= Giovanni Giacinto Sbaraglia =

Italian historian

Giovanni or Gian Giacinto Sbaraglia (13 March 1687 – 2 January 1764), otherwise Joannes Hyacinthus Sbaralea, was a historian of the Franciscan Order.

His works include Supplementum et castigatio ad scriptores trium ordinum S. Francisi and Bullarium Franciscanum (in four volumes, Rome, 1759–1768).

== Works ==
- Bullarium Franciscanum Romanorum Pontificum constitutiones, epistolas, ac diplomata continens tribus ordinibus Minorum, Clarissarum, et Poenitentium a seraphico patriarcha Sancto Francisco institutis concessa ab illorum exordio ad nostra usque tempora iussu atque auspiciis reverendissimi patris magistri fr.
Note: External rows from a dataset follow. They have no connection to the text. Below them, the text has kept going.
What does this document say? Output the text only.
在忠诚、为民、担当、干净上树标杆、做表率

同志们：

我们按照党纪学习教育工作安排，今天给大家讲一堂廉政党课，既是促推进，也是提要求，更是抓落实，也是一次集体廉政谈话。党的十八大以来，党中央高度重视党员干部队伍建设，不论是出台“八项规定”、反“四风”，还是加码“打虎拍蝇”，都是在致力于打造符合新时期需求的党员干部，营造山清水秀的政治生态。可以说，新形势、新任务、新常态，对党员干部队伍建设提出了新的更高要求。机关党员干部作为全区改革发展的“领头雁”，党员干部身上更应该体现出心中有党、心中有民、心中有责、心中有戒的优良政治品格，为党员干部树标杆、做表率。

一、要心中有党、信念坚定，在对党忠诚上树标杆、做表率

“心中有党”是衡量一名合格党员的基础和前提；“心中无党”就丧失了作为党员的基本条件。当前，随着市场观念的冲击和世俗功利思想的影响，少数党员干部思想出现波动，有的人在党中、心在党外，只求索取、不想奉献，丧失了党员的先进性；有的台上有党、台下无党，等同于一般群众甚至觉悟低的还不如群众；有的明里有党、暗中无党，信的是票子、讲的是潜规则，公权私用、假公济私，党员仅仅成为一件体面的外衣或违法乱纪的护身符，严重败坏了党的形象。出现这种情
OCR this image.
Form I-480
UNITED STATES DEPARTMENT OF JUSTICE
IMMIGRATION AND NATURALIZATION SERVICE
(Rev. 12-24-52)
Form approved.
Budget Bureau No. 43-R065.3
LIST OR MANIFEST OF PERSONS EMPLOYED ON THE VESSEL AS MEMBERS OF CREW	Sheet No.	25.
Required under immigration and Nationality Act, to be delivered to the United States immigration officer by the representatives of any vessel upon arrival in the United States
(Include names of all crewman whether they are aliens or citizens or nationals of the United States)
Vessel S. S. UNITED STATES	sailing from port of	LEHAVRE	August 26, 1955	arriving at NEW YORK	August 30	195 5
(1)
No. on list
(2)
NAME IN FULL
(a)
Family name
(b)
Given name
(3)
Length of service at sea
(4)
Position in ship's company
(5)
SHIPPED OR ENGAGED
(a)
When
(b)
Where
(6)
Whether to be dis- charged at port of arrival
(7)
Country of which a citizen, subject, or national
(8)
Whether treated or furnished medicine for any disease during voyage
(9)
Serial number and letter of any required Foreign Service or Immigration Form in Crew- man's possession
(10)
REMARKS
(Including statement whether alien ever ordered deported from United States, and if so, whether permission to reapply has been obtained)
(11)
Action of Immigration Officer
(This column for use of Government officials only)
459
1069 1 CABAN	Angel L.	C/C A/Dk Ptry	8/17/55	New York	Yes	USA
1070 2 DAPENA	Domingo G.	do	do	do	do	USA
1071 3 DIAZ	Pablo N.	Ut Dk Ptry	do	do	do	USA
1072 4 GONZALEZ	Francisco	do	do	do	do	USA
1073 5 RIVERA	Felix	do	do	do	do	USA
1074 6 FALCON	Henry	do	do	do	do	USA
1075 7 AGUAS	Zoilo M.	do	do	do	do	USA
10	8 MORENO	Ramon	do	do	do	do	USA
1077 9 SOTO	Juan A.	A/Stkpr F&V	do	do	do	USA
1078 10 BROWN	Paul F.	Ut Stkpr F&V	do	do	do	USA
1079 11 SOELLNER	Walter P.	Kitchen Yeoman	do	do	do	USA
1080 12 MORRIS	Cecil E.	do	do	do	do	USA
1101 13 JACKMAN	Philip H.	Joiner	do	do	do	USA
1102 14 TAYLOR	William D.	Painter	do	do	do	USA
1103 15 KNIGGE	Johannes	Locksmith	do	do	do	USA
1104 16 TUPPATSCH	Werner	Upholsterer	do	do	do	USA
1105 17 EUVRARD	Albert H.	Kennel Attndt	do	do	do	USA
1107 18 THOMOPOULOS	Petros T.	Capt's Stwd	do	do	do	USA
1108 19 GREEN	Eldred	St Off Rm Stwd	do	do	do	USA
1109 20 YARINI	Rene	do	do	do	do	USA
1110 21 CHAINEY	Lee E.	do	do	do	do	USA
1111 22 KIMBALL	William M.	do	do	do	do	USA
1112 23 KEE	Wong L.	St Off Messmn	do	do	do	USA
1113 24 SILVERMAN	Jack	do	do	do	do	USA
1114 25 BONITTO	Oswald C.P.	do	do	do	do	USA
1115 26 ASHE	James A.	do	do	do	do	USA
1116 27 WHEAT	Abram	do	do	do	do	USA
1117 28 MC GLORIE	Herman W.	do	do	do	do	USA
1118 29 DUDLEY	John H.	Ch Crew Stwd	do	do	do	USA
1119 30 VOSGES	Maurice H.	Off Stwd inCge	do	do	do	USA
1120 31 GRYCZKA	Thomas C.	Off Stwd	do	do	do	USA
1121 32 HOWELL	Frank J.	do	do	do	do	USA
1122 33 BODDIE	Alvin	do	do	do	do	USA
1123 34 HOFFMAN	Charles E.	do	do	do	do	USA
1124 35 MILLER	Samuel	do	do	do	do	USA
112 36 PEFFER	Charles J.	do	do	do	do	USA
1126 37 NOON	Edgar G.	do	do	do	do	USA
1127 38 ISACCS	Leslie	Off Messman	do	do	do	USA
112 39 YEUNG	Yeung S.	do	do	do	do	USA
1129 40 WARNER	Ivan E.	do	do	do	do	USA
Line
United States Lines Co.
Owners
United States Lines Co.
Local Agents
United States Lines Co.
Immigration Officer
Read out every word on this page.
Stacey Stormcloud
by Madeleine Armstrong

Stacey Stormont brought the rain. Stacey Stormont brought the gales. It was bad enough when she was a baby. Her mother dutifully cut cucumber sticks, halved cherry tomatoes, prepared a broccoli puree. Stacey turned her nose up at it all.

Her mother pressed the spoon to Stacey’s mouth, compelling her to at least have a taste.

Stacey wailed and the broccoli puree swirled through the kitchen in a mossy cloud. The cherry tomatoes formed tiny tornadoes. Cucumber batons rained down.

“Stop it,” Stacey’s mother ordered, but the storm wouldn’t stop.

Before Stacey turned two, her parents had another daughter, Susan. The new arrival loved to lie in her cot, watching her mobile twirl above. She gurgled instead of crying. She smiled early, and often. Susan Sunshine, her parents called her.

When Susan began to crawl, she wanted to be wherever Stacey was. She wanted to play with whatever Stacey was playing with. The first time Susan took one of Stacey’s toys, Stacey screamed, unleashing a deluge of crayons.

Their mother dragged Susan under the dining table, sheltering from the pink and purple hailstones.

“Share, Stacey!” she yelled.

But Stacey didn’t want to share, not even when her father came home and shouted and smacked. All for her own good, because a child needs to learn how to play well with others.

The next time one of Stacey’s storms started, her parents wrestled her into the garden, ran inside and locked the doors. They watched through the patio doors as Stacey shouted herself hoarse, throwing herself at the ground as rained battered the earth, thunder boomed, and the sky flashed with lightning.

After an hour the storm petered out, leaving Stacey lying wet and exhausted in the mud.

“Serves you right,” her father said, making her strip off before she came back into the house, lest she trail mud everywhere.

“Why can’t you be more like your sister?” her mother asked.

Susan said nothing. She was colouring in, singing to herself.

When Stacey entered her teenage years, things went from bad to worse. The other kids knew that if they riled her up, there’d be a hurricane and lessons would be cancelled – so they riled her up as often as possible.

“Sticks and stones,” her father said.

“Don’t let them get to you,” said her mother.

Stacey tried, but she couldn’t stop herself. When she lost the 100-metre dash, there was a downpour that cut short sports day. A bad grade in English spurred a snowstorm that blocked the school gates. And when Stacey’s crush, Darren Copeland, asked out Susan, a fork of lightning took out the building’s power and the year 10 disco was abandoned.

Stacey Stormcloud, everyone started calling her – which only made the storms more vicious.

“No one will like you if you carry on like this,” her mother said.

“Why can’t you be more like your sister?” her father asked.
Joannis Baptistae Constantii, 7 vols., Typis Sacrae Congregationis de Propaganda Fide, Romae 1759-1804.
- Supplementum et castigatio ad scriptores trium ordinum S. Francisci a Waddingo aliisve descriptos; cum adnotationibus ad Syllabum matyrum eorundem ordinum, 3 vols., Ex typographia S. Michaelis ad ripam apud Linum Contedini, Romae 1806.
- Germana s. Cypriani, et Aphrorum, nec non Firmiliani, et orientalium opinio de haereticorum baptismate, Ex Typographia Laelii a Vulpe, Bononiae 1741.
- Series ministrorum provincialium qui perantiquam Bononiae Provinciam Ordinis Minorum Conventualium inde ab initio administrarunt ex antiquis monumentis concinnata, Typis polyglottis vaticanis, Romae 1925.